In the circuit model of quantum computing, amplitude amplification techniques can be used to find solutions to NP-hard problems defined on $n$-bits in time $\text{poly}(n) 2^{n/2}$. In this work, we investigate whether such general statements can be made for adiabatic quantum optimization, as provable results regarding its performance are mostly unknown. Although a lower bound of $\Omega(2^{n/2})$ has existed in such a setting for over a decade, a purely adiabatic algorithm with this running time has been absent. We show that adiabatic quantum optimization using an unstructured search approach results in a running time that matches this lower bound (up to a polylogarithmic factor) for a broad class of classical local spin Hamiltonians. For this, it is necessary to bound the spectral gap throughout the adiabatic evolution and compute beforehand the position of the avoided crossing with sufficient precision so as to adapt the adiabatic schedule accordingly. However, we show that the position of the avoided crossing is approximately given by a quantity that depends on the degeneracies and inverse gaps of the problem Hamiltonian and is NP-hard to compute even within a low additive precision. Furthermore, computing it exactly (or nearly exactly) is \#P-hard. Our work indicates a possible limitation of adiabatic quantum optimization algorithms, leaving open the question of whether provable Grover-like speed-ups can be obtained for any optimization problem using this approach.
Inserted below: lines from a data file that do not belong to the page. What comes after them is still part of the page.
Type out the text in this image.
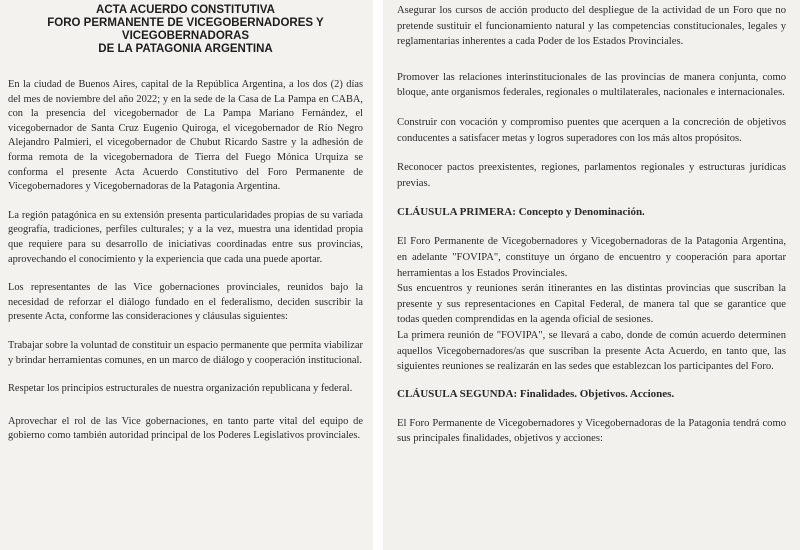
ACTA ACUERDO CONSTITUTIVA
FORO PERMANENTE DE VICEGOBERNADORES Y
VICEGOBERNADORAS
DE LA PATAGONIA ARGENTINA

En la ciudad de Buenos Aires, capital de la República Argentina, a los dos (2) días del mes de noviembre del año 2022; y en la sede de la Casa de La Pampa en CABA, con la presencia del vicegobernador de La Pampa Mariano Fernández, el vicegobernador de Santa Cruz Eugenio Quiroga, el vicegobernador de Río Negro Alejandro Palmieri, el vicegobernador de Chubut Ricardo Sastre y la adhesión de forma remota de la vicegobernadora de Tierra del Fuego Mónica Urquiza se conforma el presente Acta Acuerdo Constitutivo del Foro Permanente de Vicegobernadores y Vicegobernadoras de la Patagonia Argentina.

La región patagónica en su extensión presenta particularidades propias de su variada geografía, tradiciones, perfiles culturales; y a la vez, muestra una identidad propia que requiere para su desarrollo de iniciativas coordinadas entre sus provincias, aprovechando el conocimiento y la experiencia que cada una puede aportar.

Los representantes de las Vice gobernaciones provinciales, reunidos bajo la necesidad de reforzar el diálogo fundado en el federalismo, deciden suscribir la presente Acta, conforme las consideraciones y cláusulas siguientes:

Trabajar sobre la voluntad de constituir un espacio permanente que permita viabilizar y brindar herramientas comunes, en un marco de diálogo y cooperación institucional.

Respetar los principios estructurales de nuestra organización republicana y federal.

Aprovechar el rol de las Vice gobernaciones, en tanto parte vital del equipo de gobierno como también autoridad principal de los Poderes Legislativos provinciales.

Asegurar los cursos de acción producto del despliegue de la actividad de un Foro que no pretende sustituir el funcionamiento natural y las competencias constitucionales, legales y reglamentarias inherentes a cada Poder de los Estados Provinciales.

Promover las relaciones interinstitucionales de las provincias de manera conjunta, como bloque, ante organismos federales, regionales o multilaterales, nacionales e internacionales.

Construir con vocación y compromiso puentes que acerquen a la concreción de objetivos conducentes a satisfacer metas y logros superadores con los más altos propósitos.

Reconocer pactos preexistentes, regiones, parlamentos regionales y estructuras jurídicas previas.

CLÁUSULA PRIMERA: Concepto y Denominación.

El Foro Permanente de Vicegobernadores y Vicegobernadoras de la Patagonia Argentina, en adelante "FOVIPA", constituye un órgano de encuentro y cooperación para aportar herramientas a los Estados Provinciales.

Sus encuentros y reuniones serán itinerantes en las distintas provincias que suscriban la presente y sus representaciones en Capital Federal, de manera tal que se garantice que todas queden comprendidas en la agenda oficial de sesiones.

La primera reunión de "FOVIPA", se llevará a cabo, donde de común acuerdo determinen aquellos Vicegobernadores/as que suscriban la presente Acta Acuerdo, en tanto que, las siguientes reuniones se realizarán en las sedes que establezcan los participantes del Foro.

CLÁUSULA SEGUNDA: Finalidades. Objetivos. Acciones.

El Foro Permanente de Vicegobernadores y Vicegobernadoras de la Patagonia tendrá como sus principales finalidades, objetivos y acciones:
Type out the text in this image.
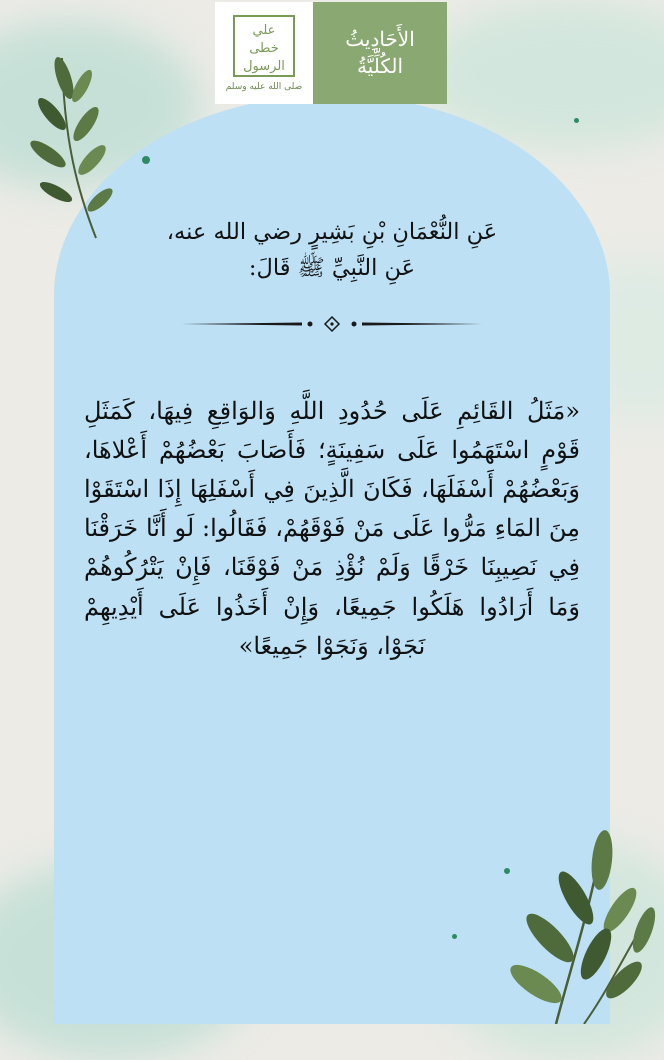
علي
خطى
الرسول
صلى الله عليه وسلم
الأَحَادِيثُ
الكُلِّيَّةُ
عَنِ النُّعْمَانِ بْنِ بَشِيرٍ رضي الله عنه،
عَنِ النَّبِيِّ ﷺ قَالَ:
«مَثَلُ القَائِمِ عَلَى حُدُودِ اللَّهِ وَالوَاقِعِ فِيهَا، كَمَثَلِ قَوْمٍ اسْتَهَمُوا عَلَى سَفِينَةٍ؛ فَأَصَابَ بَعْضُهُمْ أَعْلاهَا، وَبَعْضُهُمْ أَسْفَلَهَا، فَكَانَ الَّذِينَ فِي أَسْفَلِهَا إِذَا اسْتَقَوْا مِنَ المَاءِ مَرُّوا عَلَى مَنْ فَوْقَهُمْ، فَقَالُوا: لَو أَنَّا خَرَقْنَا فِي نَصِيبِنَا خَرْقًا وَلَمْ نُؤْذِ مَنْ فَوْقَنَا، فَإِنْ يَتْرُكُوهُمْ وَمَا أَرَادُوا هَلَكُوا جَمِيعًا، وَإِنْ أَخَذُوا عَلَى أَيْدِيهِمْ نَجَوْا، وَنَجَوْا جَمِيعًا»
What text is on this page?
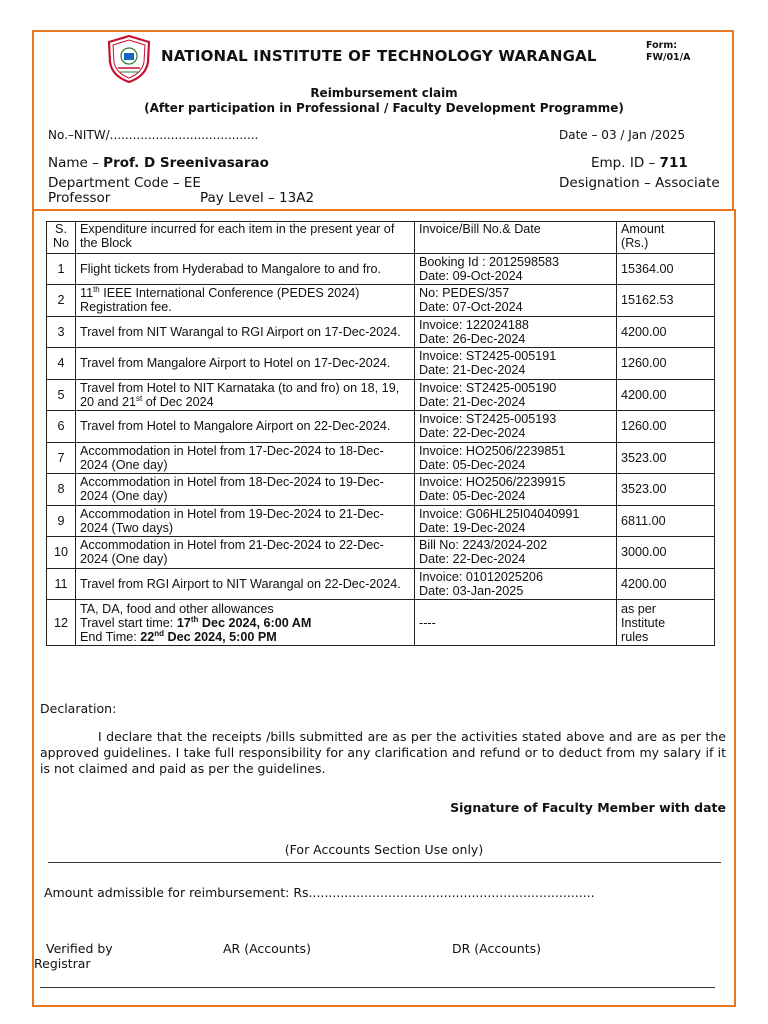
NATIONAL INSTITUTE OF TECHNOLOGY WARANGAL
Form:
FW/01/A
Reimbursement claim
(After participation in Professional / Faculty Development Programme)
No.–NITW/.......................................	Date – 03 / Jan /2025
Name – Prof. D Sreenivasarao	Emp. ID – 711
Department Code – EE	Designation – Associate
Professor	Pay Level – 13A2
S.
No	Expenditure incurred for each item in the present year of the Block	Invoice/Bill No.& Date	Amount
(Rs.)
1	Flight tickets from Hyderabad to Mangalore to and fro.	Booking Id : 2012598583
Date: 09-Oct-2024	15364.00
2	11th IEEE International Conference (PEDES 2024) Registration fee.	No: PEDES/357
Date: 07-Oct-2024	15162.53
3	Travel from NIT Warangal to RGI Airport on 17-Dec-2024.	Invoice: 122024188
Date: 26-Dec-2024	4200.00
4	Travel from Mangalore Airport to Hotel on 17-Dec-2024.	Invoice: ST2425-005191
Date: 21-Dec-2024	1260.00
5	Travel from Hotel to NIT Karnataka (to and fro) on 18, 19, 20 and 21st of Dec 2024	Invoice: ST2425-005190
Date: 21-Dec-2024	4200.00
6	Travel from Hotel to Mangalore Airport on 22-Dec-2024.	Invoice: ST2425-005193
Date: 22-Dec-2024	1260.00
7	Accommodation in Hotel from 17-Dec-2024 to 18-Dec-2024 (One day)	Invoice: HO2506/2239851
Date: 05-Dec-2024	3523.00
8	Accommodation in Hotel from 18-Dec-2024 to 19-Dec-2024 (One day)	Invoice: HO2506/2239915
Date: 05-Dec-2024	3523.00
9	Accommodation in Hotel from 19-Dec-2024 to 21-Dec-2024 (Two days)	Invoice: G06HL25I04040991
Date: 19-Dec-2024	6811.00
10	Accommodation in Hotel from 21-Dec-2024 to 22-Dec-2024 (One day)	Bill No: 2243/2024-202
Date: 22-Dec-2024	3000.00
11	Travel from RGI Airport to NIT Warangal on 22-Dec-2024.	Invoice: 01012025206
Date: 03-Jan-2025	4200.00
12	TA, DA, food and other allowances
Travel start time: 17th Dec 2024, 6:00 AM
End Time: 22nd Dec 2024, 5:00 PM	----	as per
Institute
rules
Declaration:
I declare that the receipts /bills submitted are as per the activities stated above and are as per the approved guidelines. I take full responsibility for any clarification and refund or to deduct from my salary if it is not claimed and paid as per the guidelines.
Signature of Faculty Member with date
(For Accounts Section Use only)
Amount admissible for reimbursement: Rs........................................................................
Verified by
Registrar
AR (Accounts)	DR (Accounts)
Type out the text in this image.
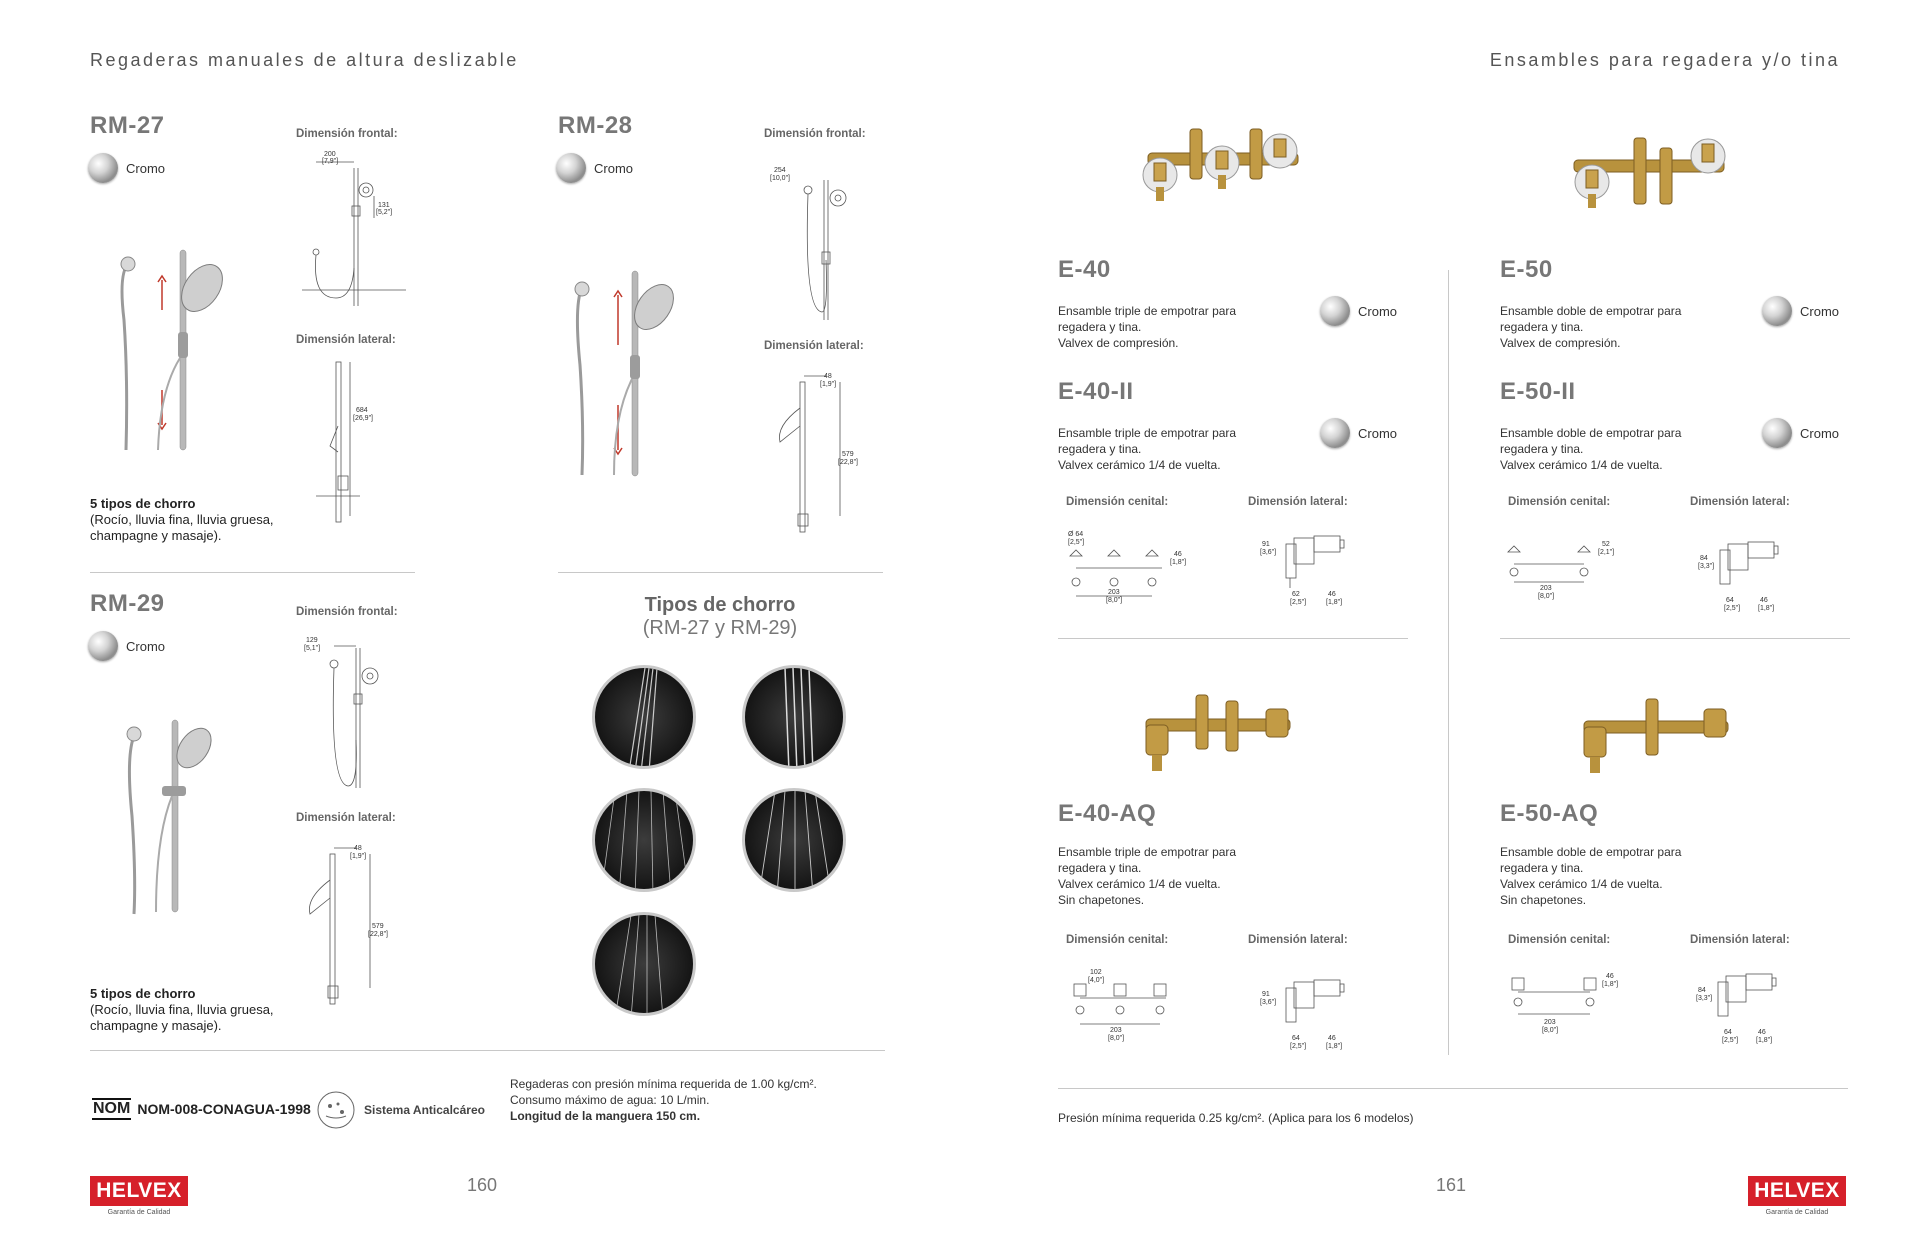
Regaderas manuales de altura deslizable
RM-27
Cromo
Dimensión frontal:
200
[7,9"]
131
[5,2"]
Dimensión lateral:
684
[26,9"]
5 tipos de chorro
(Rocío, lluvia fina, lluvia gruesa,
champagne y masaje).
RM-28
Cromo
Dimensión frontal:
254
[10,0"]
Dimensión lateral:
48
[1,9"]
579
[22,8"]
RM-29
Cromo
Dimensión frontal:
129
[5,1"]
Dimensión lateral:
48
[1,9"]
579
[22,8"]
5 tipos de chorro
(Rocío, lluvia fina, lluvia gruesa,
champagne y masaje).
Tipos de chorro
(RM-27 y RM-29)
NOM NOM-008-CONAGUA-1998	Sistema Anticalcáreo
Regaderas con presión mínima requerida de 1.00 kg/cm².
Consumo máximo de agua: 10 L/min.
Longitud de la manguera 150 cm.
HELVEX
Garantía de Calidad
160
Ensambles para regadera y/o tina
E-40
Ensamble triple de empotrar para
regadera y tina.
Valvex de compresión.
Cromo
E-40-II
Ensamble triple de empotrar para
regadera y tina.
Valvex cerámico 1/4 de vuelta.
Cromo
E-50
Ensamble doble de empotrar para
regadera y tina.
Valvex de compresión.
Cromo
E-50-II
Ensamble doble de empotrar para
regadera y tina.
Valvex cerámico 1/4 de vuelta.
Cromo
Dimensión cenital:	Dimensión lateral:
Ø 64
[2,5"]
46
[1,8"]
203
[8,0"]
91
[3,6"]
62
[2,5"]
46
[1,8"]
Dimensión cenital:	Dimensión lateral:
52
[2,1"]
203
[8,0"]
84
[3,3"]
64
[2,5"]
46
[1,8"]
E-40-AQ
Ensamble triple de empotrar para
regadera y tina.
Valvex cerámico 1/4 de vuelta.
Sin chapetones.
Dimensión cenital:	Dimensión lateral:
102
[4,0"]
203
[8,0"]
91
[3,6"]
64
[2,5"]
46
[1,8"]
E-50-AQ
Ensamble doble de empotrar para
regadera y tina.
Valvex cerámico 1/4 de vuelta.
Sin chapetones.
Dimensión cenital:	Dimensión lateral:
46
[1,8"]
203
[8,0"]
84
[3,3"]
64
[2,5"]
46
[1,8"]
Presión mínima requerida 0.25 kg/cm². (Aplica para los 6 modelos)
161	HELVEX
Garantía de Calidad
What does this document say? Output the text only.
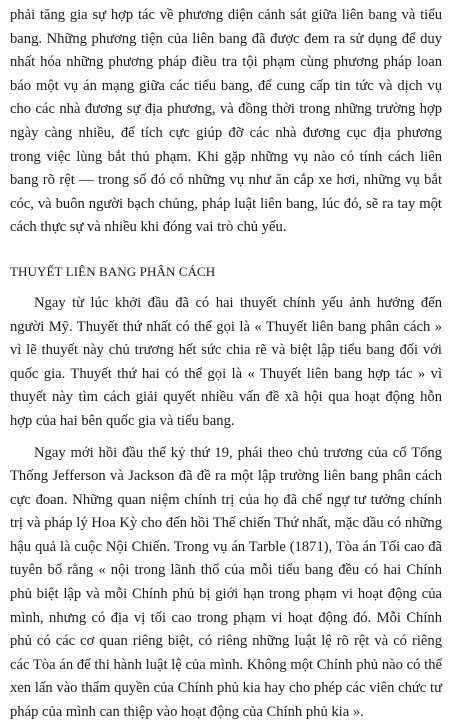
phải tăng gia sự hợp tác về phương diện cảnh sát giữa liên bang và tiểu bang. Những phương tiện của liên bang đã được đem ra sử dụng để duy nhất hóa những phương pháp điều tra tội phạm cùng phương pháp loan báo một vụ án mạng giữa các tiểu bang, để cung cấp tin tức và dịch vụ cho các nhà đương sự địa phương, và đồng thời trong những trường hợp ngày càng nhiều, để tích cực giúp đỡ các nhà đương cục địa phương trong việc lùng bắt thủ phạm. Khi gặp những vụ nào có tính cách liên bang rõ rệt — trong số đó có những vụ như ăn cắp xe hơi, những vụ bắt cóc, và buôn người bạch chủng, pháp luật liên bang, lúc đó, sẽ ra tay một cách thực sự và nhiều khi đóng vai trò chủ yếu.

THUYẾT LIÊN BANG PHÂN CÁCH

Ngay từ lúc khởi đầu đã có hai thuyết chính yếu ảnh hưởng đến người Mỹ. Thuyết thứ nhất có thể gọi là « Thuyết liên bang phân cách » vì lẽ thuyết này chủ trương hết sức chia rẽ và biệt lập tiểu bang đối với quốc gia. Thuyết thứ hai có thể gọi là « Thuyết liên bang hợp tác » vì thuyết này tìm cách giải quyết nhiều vấn đề xã hội qua hoạt động hỗn hợp của hai bên quốc gia và tiểu bang.

Ngay mới hồi đầu thế kỷ thứ 19, phái theo chủ trương của cố Tổng Thống Jefferson và Jackson đã đề ra một lập trường liên bang phân cách cực đoan. Những quan niệm chính trị của họ đã chế ngự tư tưởng chính trị và pháp lý Hoa Kỳ cho đến hồi Thế chiến Thứ nhất, mặc dầu có những hậu quả là cuộc Nội Chiến. Trong vụ án Tarble (1871), Tòa án Tối cao đã tuyên bố rằng « nội trong lãnh thổ của mỗi tiểu bang đều có hai Chính phủ biệt lập và mỗi Chính phủ bị giới hạn trong phạm vi hoạt động của mình, nhưng có địa vị tối cao trong phạm vi hoạt động đó. Mỗi Chính phủ có các cơ quan riêng biệt, có riêng những luật lệ rõ rệt và có riêng các Tòa án để thi hành luật lệ của mình. Không một Chính phủ nào có thể xen lấn vào thẩm quyền của Chính phủ kia hay cho phép các viên chức tư pháp của mình can thiệp vào hoạt động của Chính phủ kia ».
翻译：在量子计算的电路模型中，振幅放大技术可用于在$\text{poly}(n) 2^{n/2}$时间内求解定义在$n$比特上的NP难问题。本研究探讨此类一般性结论是否适用于绝热量子优化，因为关于其性能的可证明结果大多未知。尽管在此类设定下$\Omega(2^{n/2})$的下界已存在十余年，但具有该运行时间的纯绝热算法始终缺失。我们证明，对于广泛类型的经典局域自旋哈密顿量，采用非结构化搜索方法的绝热量子优化可实现与该下界匹配的运行时间（相差多对数因子）。为此，需要在绝热演化过程中界定谱隙，并以足够精度预先计算避免交叉点的位置，从而相应调整绝热调度方案。然而，我们证明避免交叉点的位置近似取决于问题哈密顿量的简并度和逆谱隙，且即使要求较低加性精度，其计算也是NP难的。此外，精确（或接近精确）计算该量是\#P难的。我们的工作揭示了绝热量子优化算法可能存在的局限性，悬而未决的问题是：采用此方法是否能在任何优化问题上获得可证明的类Grover加速。